Program ketahanan pangan dan gizi diluncurkan
Di sela-sela Konferensi LDC5, Organisasi Pengembangan Industri PBB (UNIDO) dan FAO pada hari Senin meluncurkan Akselerator Transformasi Sistem Pertanian Pangan (ASTA), sebuah program global untuk membantu LDC membuat sistem pangan pertanian mereka lebih efisien, inklusif, tangguh, dan berkelanjutan dengan mengembangkan kemitraan dan memanfaatkan investasi publik-swasta.
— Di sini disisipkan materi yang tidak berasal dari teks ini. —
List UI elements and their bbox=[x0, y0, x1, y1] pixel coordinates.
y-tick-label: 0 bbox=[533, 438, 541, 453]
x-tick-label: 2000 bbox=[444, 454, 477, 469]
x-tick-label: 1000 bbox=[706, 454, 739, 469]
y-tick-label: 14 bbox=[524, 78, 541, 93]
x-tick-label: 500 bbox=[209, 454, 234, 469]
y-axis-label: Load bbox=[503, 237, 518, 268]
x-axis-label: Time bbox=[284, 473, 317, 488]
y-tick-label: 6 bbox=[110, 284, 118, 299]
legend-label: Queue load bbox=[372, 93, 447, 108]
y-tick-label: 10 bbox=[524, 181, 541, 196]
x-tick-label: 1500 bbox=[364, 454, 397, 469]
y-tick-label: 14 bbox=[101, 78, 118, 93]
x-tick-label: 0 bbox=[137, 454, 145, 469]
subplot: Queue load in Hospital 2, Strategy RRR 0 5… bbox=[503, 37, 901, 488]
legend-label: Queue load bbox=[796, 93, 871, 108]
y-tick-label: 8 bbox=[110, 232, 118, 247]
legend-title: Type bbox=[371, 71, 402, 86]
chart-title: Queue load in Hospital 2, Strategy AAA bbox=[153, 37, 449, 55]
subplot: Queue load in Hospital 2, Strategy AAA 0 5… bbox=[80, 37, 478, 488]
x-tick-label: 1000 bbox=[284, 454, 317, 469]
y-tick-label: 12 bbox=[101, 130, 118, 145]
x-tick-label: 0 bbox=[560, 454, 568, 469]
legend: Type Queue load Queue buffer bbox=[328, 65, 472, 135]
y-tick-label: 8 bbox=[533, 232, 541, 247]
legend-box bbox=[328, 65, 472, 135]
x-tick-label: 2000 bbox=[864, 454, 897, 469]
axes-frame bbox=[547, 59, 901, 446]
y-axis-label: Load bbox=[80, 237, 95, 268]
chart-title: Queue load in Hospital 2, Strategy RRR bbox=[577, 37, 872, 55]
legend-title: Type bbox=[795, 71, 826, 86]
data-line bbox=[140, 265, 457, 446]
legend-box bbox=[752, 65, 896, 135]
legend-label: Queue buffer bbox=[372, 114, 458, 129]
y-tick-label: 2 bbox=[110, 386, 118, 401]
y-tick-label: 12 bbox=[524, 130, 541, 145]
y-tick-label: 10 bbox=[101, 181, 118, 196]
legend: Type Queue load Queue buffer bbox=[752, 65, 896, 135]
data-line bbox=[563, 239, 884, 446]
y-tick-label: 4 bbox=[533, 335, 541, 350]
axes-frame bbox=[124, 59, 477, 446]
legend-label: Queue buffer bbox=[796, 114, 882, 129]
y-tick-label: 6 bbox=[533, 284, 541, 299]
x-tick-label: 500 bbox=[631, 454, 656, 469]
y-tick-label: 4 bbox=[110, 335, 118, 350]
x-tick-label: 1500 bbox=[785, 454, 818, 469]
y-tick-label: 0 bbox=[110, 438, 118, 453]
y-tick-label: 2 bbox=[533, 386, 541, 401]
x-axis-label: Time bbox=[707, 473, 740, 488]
“Menangani masa depan sistem pangan pertanian memerlukan pandangan holistik yang mencakup banyak topik, antara lain, antara lain krisis iklim, produksi pertanian, efisiensi rantai nilai, inklusi, nutrisi, penggunaan lahan, dan keanekaragaman hayati,” kata Direktur Jenderal FAO QU Dongyu.
“ASTA menawarkan alat konkret untuk membantu negara-negara mewujudkan tujuan transformasi sistem pertanian pangan,” jelasnya.
Sejak 2018, pendekatan ASTA telah diujicobakan di 15 negara di seluruh dunia. Salah satu contoh di mana model ASTA telah berhasil diuji adalah di Suriname, di mana dana publik sebesar $2 juta diamankan untuk meningkatkan $8 juta dalam investasi swasta untuk mengubah rantai nilai nanas.
Ke depan, ASTA bertujuan untuk menghasilkan setidaknya $300 juta investasi swasta selama lima tahun ke depan.
“ASTA mengidentifikasi peluang investasi dan membantu menyalurkan investasi tersebut ke dalam rantai nilai makanan,” kata Gerd Müller, Direktur Jenderal UNIDO.